The population studied here contained patients considered to have moderate illness and may not be representative of all patients arriving to the ED with skin and soft tissue infections. We did not differentiate infections as nosocomial or health care-associated infections. As this was a retrospective study we could not detail if a patient was admitted to a hospital 30 days prior to their ED visit. Our OU patient population does not include nursing home patients. This population often has multiple complex medical and social issues which are not best served in our OU so these patients are typically admitted to the hospital. It would be incorrect to generalize these results for that population.

We did not perform genetic testing of our CA-MRSA isolates to determine genetic identification. Moran et al. demonstrated that risk factors for hospital-acquired infection do not correlate with genetic typing when performed. In their study, one fourth of patients possessed risk factors for hospital-acquired MRSA, yet 99% were infected with the community-acquired strain [19].

The timing of this study occurred as the emergence of CA-MRSA was becoming more widely known. It is not known if a greater percentage of ED physicians using non-beta-lactam antibiotics would have reduced admission.

As with all retrospective studies, we were unable to estimate how many patients discharged from the ED or OU sought further care at other institutions.

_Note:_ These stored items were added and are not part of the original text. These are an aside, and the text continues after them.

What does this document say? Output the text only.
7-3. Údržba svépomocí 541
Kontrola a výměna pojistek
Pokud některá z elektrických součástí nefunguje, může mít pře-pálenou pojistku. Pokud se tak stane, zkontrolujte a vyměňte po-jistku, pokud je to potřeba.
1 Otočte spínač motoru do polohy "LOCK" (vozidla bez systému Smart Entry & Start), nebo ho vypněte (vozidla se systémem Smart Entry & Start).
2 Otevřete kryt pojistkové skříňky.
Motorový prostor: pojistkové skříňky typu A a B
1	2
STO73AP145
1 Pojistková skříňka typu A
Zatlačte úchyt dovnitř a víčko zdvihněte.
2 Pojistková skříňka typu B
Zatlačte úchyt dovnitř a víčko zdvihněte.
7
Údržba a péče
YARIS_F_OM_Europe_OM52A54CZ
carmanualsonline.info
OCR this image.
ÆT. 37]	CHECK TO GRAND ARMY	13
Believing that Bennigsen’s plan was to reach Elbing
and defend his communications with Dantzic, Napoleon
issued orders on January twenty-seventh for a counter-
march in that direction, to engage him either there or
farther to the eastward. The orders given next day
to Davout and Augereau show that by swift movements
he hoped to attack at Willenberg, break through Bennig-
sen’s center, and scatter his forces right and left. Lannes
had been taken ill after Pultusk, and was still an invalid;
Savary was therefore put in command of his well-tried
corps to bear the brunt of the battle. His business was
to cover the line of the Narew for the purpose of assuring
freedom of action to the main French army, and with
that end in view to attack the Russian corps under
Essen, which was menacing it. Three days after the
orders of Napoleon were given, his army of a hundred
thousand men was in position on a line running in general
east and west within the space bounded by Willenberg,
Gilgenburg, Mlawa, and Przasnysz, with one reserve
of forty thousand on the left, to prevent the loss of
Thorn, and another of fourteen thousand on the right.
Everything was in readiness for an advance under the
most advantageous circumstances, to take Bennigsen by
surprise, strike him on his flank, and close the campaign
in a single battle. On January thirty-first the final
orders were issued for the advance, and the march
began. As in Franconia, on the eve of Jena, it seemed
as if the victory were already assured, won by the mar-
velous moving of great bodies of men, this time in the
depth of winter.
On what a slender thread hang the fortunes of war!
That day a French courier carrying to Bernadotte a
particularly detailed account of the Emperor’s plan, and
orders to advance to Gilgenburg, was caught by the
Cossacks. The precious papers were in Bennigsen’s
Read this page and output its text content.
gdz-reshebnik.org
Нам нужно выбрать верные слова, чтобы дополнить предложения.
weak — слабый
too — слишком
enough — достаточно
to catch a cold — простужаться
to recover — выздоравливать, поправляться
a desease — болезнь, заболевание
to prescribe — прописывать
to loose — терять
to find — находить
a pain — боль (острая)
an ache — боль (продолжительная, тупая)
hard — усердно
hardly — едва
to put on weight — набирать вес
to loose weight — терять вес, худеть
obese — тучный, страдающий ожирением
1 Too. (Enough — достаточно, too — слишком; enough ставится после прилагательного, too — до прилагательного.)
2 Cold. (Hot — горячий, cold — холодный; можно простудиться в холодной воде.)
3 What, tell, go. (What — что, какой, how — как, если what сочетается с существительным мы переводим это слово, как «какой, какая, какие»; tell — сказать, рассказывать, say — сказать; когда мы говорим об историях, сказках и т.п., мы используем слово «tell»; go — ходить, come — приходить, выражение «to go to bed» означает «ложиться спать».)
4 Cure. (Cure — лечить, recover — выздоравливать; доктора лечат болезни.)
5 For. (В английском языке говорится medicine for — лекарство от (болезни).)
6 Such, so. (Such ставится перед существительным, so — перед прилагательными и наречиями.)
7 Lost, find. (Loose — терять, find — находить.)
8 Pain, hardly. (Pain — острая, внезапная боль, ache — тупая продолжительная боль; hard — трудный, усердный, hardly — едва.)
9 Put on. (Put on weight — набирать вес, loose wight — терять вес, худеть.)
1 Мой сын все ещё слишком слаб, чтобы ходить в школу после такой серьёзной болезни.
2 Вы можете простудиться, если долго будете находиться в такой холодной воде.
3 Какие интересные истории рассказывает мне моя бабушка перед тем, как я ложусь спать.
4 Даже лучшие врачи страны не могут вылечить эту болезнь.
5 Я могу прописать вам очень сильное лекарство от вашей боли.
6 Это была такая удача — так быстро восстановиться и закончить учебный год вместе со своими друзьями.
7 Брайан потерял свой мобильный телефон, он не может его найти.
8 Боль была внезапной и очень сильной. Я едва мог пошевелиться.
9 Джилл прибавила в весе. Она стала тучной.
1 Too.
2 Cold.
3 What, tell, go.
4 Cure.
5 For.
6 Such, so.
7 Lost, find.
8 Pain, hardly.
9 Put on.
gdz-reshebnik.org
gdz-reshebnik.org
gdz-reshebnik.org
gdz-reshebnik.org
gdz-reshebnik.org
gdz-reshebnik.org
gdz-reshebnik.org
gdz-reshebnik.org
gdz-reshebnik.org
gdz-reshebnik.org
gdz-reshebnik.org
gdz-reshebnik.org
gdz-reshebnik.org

In conclusion, leukocytosis greater that 15,000 and female gender were the only variables associated with a need for further inpatient therapy after an ED observation treatment period for patients with skin and soft tissue infections. The emergence of CA-MRSA is changing how we manage skin and soft tissue infections. Increased surveillance and knowledge of the clinicians’ own local bacterial resistance profiles are necessary to provide appropriate care for patients.

In conclusion we found that the majority of patients with moderate skin and soft tissue infections can successfully be treated in an ED observation setting, although the discharge rate after observation treatment is lower than other diseases such as chest pain [2426]. Traditional risk factors for poorer outcome, including diabetes and intravenous drug abuse, in patients with skin infections did not significantly increase the odds of admission after observation treatment. In our population only leukocytosis over 15,000 and female gender significantly increased the odds of admission after observation treatment. The clinical significance of this would require further prospective studies.